Изменить размер шрифта - +
Недаром президент Рейган на очередном юбилее спросил, причем не без строгого ехидства: «Вы молодцы в ФБР. А почему русский «Буран» так похож на наш «Шаттл»?» Не это ли высшая оценка работе наших разведок?! И это только в области науки и техники.

В качестве «ниточки» от меня к англичанам (американцы не захотели вступить со мной в контакт, а может быть, не смогли) был выбран бизнесмен Винн, который масштабностью своих контактов с ведомствами в СССР не мог не быть в поле зрения контрразведчиков из МИ-5 и от них — СИС.

Десятое. Самым серьезным испытанием для меня стала первая встреча с четырьмя представителями спецслужб — двумя англичанами и двумя американцами, причем одновременно. Эта встреча определила в наших отношениях главное: поверят или нет, а значит, станут ли доверять передаваемой в будущем информации, среди которой будет вкраплена наша деза.

20 апреля допрос длился четыре часа. Наша тактика была следующей: много словесной информации, отдельные заметки и конкретные документы. Естественно, в этот раз — только реальные факты и сведения. В том числе те, которые могли быть известны Западу или были доступны для проверки по другим каналам. Цель — вызвать ко мне доверие с их стороны. Я не заблуждался в том, что мои собеседники были асы своего дела, и ни на миг не расслаблялся.

Устная информация — это «пространный рассказ о себе и мотивах моего поступка». И в этом Джибни прав, как и прав он в том, что сведения уже на этом этапе касались «советских военных секретов». Мне было любопытно видеть, что материалы вызвали живой интерес у западных профессионалов. Как писал Джибни: «Западным разведчикам стало ясно, что с полковником Пеньковским им крупно повезло. Сумма же, которую он запросил за свое сотрудничество, — сущий пустяк».

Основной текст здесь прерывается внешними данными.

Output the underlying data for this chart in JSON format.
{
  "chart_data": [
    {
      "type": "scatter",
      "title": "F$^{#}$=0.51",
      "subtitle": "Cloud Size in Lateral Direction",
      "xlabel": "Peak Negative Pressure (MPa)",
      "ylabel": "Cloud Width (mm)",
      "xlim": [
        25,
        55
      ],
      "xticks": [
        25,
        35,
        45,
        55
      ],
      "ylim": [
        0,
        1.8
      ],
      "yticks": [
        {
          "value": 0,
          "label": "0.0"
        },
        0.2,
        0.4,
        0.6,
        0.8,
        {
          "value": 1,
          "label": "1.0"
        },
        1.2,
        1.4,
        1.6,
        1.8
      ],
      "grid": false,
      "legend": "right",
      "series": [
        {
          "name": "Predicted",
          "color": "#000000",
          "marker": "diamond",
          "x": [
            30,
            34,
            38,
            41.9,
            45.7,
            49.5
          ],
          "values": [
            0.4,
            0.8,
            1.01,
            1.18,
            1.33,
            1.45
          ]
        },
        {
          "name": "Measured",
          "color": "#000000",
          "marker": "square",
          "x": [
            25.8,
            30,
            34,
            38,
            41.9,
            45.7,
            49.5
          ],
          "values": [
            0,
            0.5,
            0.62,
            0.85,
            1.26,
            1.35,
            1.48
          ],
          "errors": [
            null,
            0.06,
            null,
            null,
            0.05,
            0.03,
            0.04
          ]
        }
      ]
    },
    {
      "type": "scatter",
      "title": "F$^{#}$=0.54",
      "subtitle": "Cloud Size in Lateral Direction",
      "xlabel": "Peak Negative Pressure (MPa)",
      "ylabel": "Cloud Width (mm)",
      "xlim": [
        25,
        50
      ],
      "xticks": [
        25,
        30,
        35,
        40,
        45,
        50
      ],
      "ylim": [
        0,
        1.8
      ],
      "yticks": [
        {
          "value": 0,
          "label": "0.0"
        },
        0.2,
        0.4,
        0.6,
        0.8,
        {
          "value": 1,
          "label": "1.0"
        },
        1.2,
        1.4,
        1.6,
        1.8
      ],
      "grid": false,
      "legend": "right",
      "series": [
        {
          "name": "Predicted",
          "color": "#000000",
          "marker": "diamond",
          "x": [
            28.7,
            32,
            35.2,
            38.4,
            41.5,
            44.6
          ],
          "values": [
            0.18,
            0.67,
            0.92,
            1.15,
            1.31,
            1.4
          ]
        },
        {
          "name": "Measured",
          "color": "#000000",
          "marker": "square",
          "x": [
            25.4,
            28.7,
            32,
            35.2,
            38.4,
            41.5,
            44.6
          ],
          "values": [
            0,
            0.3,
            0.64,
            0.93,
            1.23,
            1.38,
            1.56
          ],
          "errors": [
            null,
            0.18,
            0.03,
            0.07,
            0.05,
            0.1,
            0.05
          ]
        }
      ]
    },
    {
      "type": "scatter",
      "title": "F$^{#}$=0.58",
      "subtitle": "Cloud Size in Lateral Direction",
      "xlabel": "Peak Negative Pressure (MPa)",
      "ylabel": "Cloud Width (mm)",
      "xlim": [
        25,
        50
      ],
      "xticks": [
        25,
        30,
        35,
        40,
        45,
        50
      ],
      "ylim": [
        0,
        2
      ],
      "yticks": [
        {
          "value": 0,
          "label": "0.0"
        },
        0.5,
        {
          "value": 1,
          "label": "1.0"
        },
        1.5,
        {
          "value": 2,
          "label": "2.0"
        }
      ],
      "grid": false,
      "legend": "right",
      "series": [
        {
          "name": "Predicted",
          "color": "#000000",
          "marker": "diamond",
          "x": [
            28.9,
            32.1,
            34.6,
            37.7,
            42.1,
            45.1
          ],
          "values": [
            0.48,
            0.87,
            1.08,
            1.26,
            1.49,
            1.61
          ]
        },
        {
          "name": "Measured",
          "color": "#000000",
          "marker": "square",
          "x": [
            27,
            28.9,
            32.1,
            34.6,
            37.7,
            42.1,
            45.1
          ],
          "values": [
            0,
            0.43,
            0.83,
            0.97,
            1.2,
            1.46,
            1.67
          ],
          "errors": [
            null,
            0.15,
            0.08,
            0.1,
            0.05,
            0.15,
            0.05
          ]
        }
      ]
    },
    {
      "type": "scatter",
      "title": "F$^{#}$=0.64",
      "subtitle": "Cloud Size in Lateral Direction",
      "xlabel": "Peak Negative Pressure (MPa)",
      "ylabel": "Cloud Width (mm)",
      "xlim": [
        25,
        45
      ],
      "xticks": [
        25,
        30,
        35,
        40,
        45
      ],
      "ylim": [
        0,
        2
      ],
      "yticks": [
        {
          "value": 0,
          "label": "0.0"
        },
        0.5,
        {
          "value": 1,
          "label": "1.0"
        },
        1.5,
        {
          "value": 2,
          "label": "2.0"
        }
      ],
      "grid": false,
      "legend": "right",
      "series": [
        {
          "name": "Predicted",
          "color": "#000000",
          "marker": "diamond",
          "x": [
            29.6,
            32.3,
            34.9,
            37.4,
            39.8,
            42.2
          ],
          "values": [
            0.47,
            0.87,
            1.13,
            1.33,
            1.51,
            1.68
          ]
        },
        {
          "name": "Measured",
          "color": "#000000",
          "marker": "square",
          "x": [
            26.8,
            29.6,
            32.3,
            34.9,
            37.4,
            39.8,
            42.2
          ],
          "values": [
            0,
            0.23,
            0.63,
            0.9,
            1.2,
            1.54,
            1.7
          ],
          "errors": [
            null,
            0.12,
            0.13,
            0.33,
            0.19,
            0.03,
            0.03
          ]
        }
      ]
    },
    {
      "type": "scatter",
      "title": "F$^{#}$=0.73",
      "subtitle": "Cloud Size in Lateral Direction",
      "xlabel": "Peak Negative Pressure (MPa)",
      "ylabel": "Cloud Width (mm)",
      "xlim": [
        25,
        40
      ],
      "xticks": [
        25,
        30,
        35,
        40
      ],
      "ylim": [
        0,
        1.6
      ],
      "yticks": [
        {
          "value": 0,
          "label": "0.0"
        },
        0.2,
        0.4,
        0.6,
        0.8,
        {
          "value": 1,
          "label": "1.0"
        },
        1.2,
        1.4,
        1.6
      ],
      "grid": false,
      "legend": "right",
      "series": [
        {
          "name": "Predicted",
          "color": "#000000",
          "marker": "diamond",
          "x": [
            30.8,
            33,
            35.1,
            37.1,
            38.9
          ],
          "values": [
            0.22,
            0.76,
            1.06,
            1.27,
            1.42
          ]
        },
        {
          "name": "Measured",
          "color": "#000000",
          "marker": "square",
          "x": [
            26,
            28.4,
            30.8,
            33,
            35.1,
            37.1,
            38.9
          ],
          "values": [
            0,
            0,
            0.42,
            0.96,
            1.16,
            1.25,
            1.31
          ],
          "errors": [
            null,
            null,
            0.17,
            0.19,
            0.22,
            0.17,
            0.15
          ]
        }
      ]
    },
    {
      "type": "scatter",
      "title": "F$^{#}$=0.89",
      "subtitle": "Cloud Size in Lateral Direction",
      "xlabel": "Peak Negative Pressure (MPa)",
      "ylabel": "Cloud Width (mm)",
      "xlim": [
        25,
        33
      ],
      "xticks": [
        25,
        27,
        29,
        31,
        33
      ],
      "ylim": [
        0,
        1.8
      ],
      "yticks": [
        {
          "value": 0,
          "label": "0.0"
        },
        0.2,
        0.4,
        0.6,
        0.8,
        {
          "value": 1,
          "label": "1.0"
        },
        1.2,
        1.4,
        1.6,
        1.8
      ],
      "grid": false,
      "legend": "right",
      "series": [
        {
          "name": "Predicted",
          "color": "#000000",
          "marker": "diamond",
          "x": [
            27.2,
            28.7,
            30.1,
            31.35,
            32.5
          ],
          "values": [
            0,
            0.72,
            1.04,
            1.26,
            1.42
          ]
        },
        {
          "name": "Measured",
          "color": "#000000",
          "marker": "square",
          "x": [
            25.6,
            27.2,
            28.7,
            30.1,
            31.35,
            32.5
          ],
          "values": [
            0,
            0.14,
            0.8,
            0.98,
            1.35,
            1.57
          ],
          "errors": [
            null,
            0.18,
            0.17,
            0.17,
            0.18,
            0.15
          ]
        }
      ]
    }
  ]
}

Джибни верно подметил тот факт, что мотивы моего «поступка» не однозначны: это — «непрочное» положение в ГРУ (карьера и отец). Тот же отец и его выбор в пользу Белого движения (?) Мечта о свободной жизни на Западе, понятая в Турции. «Разочарование» в идее социализма и «вождях», о чем я писал в письме на Запад.

Джибни сформулировал мое кредо следующим образом: «…в нем говорил человек, пытавшийся отыскать свои новые корни, солдат, стремящийся встать под новые знамена». (Ну, насчет «солдата» и «знамен» — это у Джибни плагиат, взятый из моего «верноподданнического» послания Аллену Даллесу!) И я с удовлетворением через несколько лет «после расстрела» читал эти строки: значит мотивы (в комплексе) — антисоветизм, отец, западный образ жизни, деньги… выбраны были верно. Они поверили!

Встреча во время этого визита в Лондоне завершилась резюме: мне поверили и обучили приемам тайной связи. Задание Запада было конкретным, а я взамен просил убежища на случай бегства из СССР. И еще для вящей убедительности была запрошена гарантия: в процессе работы с ними только по моему профилю знаний. Материальную сторону «коллеги» подкрепили по моей просьбе уймой подарков якобы для нужных людей.

Пока их задание было в рамках Комитета по науке и технике, но мы понимали, что спецслужбы этими сведениями не удовлетворятся. И тут Джибни в оценке информации противоречит сам себе, когда говорит, что сведения по Комитету для Запада не представили интереса. Но буквально на следующей странице: «Запад мало что знал об истинной деятельности ГК КНИР», особенно о тесном сотрудничестве его «с русскими спецслужбами». Но это лукавство: уже тогда в Комитете работали засвеченные сотрудники ГРУ и КГБ. До моих сведений — были беглецы на Запад из состава сотрудников Комитета.

Одиннадцать. В одном из предисловий к главе Джибни констатирует мою активность в пользу «свободного мира»: «…имея свободный доступ в Минобороны, ГРУ и свой собственный ГК КНИР, Пеньковский беспрепятственно фотографировал любые документы, преимущественно с грифом самой высокой категории — техдокументации, инструкции, руководства для персонала».